Annabel Cartmel book well-thumbed.
Baby-led weaning researched.
Munchkin spoons washed.
Vegetable sticks steamed.
Baby wipes at the ready.
Pride oozing that we’ve finally reached Weaning Day. Classic first-time parent comments made: “How grown up she looks!” Energetic mum moves and the back-catalogue of previously hilarious noises made from behind the camera to get a smile for the obligatory photoshoot. (For the record, clicking was the winner on this occasion, but only after some extremely straight 'what on earth are you doing?' looks for 'zzz', raspberry blowing and a host of leaps, jazz hands, peekaboo games and renditions of 'Row, row, row the boat', all performed with a big fixed cheesy grin. I sit down exhausted.)
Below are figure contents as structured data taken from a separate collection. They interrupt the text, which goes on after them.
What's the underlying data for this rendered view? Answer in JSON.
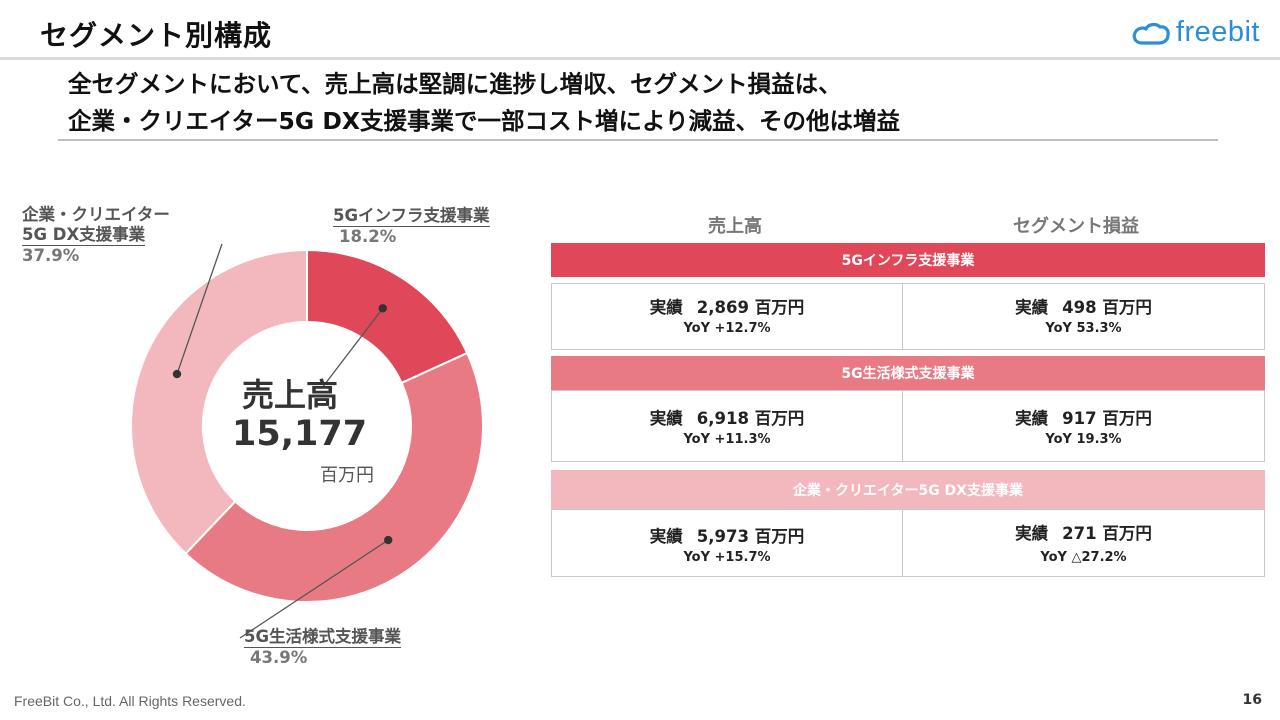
{
  "page": {
    "title": "セグメント別構成",
    "headline_line1": "全セグメントにおいて、売上高は堅調に進捗し増収、セグメント損益は、",
    "headline_line2": "企業・クリエイター5G DX支援事業で一部コスト増により減益、その他は増益",
    "footer": "FreeBit Co., Ltd. All Rights Reserved.",
    "page_number": "16"
  },
  "logo": {
    "text": "freebit",
    "color": "#2b8fd6"
  },
  "chart_data": {
    "type": "pie",
    "variant": "donut",
    "center_title": "売上高",
    "center_value": "15,177",
    "center_unit": "百万円",
    "slices": [
      {
        "label": "5Gインフラ支援事業",
        "percent": 18.2,
        "percent_label": "18.2%",
        "color": "#e0485a"
      },
      {
        "label": "5G生活様式支援事業",
        "percent": 43.9,
        "percent_label": "43.9%",
        "color": "#e87a84"
      },
      {
        "label_line1": "企業・クリエイター",
        "label_line2": "5G DX支援事業",
        "percent": 37.9,
        "percent_label": "37.9%",
        "color": "#f2b8be"
      }
    ]
  },
  "table": {
    "col_sales": "売上高",
    "col_profit": "セグメント損益",
    "segments": [
      {
        "name": "5Gインフラ支援事業",
        "color": "#e0485a",
        "sales": {
          "prefix": "実績",
          "value": "2,869 百万円",
          "yoy": "YoY +12.7%"
        },
        "profit": {
          "prefix": "実績",
          "value": "498 百万円",
          "yoy": "YoY 53.3%"
        }
      },
      {
        "name": "5G生活様式支援事業",
        "color": "#e87a84",
        "sales": {
          "prefix": "実績",
          "value": "6,918 百万円",
          "yoy": "YoY +11.3%"
        },
        "profit": {
          "prefix": "実績",
          "value": "917 百万円",
          "yoy": "YoY 19.3%"
        }
      },
      {
        "name": "企業・クリエイター5G DX支援事業",
        "color": "#f2b8be",
        "sales": {
          "prefix": "実績",
          "value": "5,973 百万円",
          "yoy": "YoY +15.7%"
        },
        "profit": {
          "prefix": "実績",
          "value": "271 百万円",
          "yoy": "YoY △27.2%"
        }
      }
    ]
  }
}
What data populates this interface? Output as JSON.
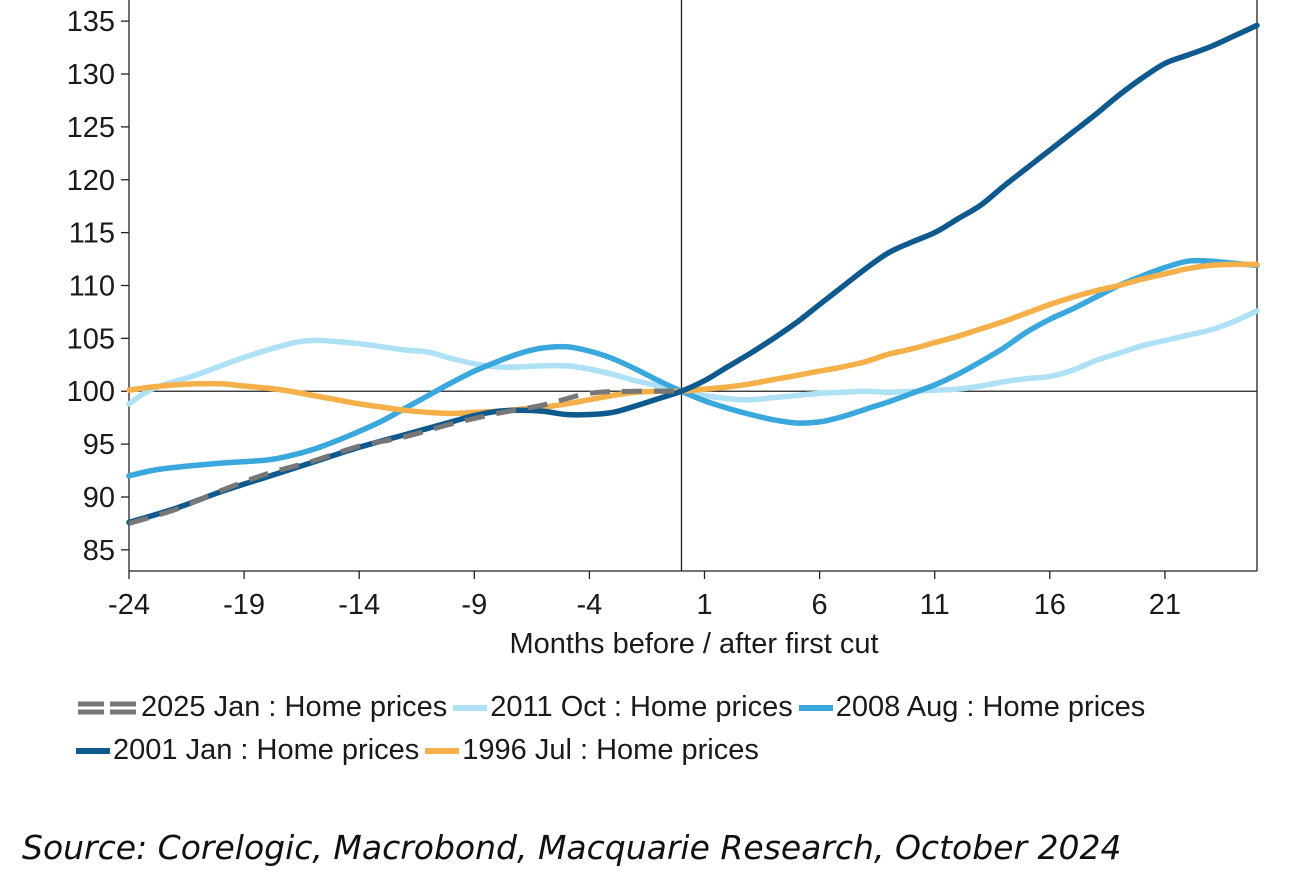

A choice of vegetable sticks laid out beautifully on the highchair tray (carefully disinfected to the nth degree for its big debut). Pureed carrot on standby as part of the chosen two-pronged approach (nothing like sitting on the fence). Excitement palpable in the room. The first taste of real food.
“Have your baby sit with you for meals” the books said. Keep it natural: yes I can see the logic in that. (Fat lot of good it is when she naps over lunch and is in bed by dinner). We both sit chomping on our own mushy carrot sticks making loud ‘mmm’ noises. Nothing like some subtle encouragement. All completely normal behaviour, of course, for 10:30 on a Saturday morning.
She sits and watches. “Avoid the temptation to pick the food up and put it to your baby’s mouth” says the baby-led weaning book in my head. Sitting on my hands, grimacing, I muster all my self-restraint. “Why won’t she even pick the bloody things up, she grabs at everything else in reach?!” the voice in my head screams. I watch her like a hawk out of one half-open eye, willing her on. Nothing. She watches the tree out of the window.
She glances at her highchair tray. Her hand slowly closes around some butternut squash. “Yes!!!” My heart flutters in excitement. She shivers at the feel and drops it over the edge. She instead locates the fascinating wash label on her bib, studies it closely, and gives it a good suck. Five minutes in, game over. 10:35am: normal business resumes. And that was that. The definition of anti-climax.
A word of advice to anyone embarking on weaning: expect nothing to happen on the first day. Or the second. In fact, for the first two or three weeks. Expect food to be ignored in preference for anything else to hand (particularly baby wipes, optimistically poised for the aftermath). Expect to exaggerate pretend eating. Expect to mop the floor several times a day. Eventually some will go in, I promise, and at that moment you’ll have your heart in your mouth for fear of choking, wishing with every bone in your body that your baby had just dropped the food straight on the floor like every other day.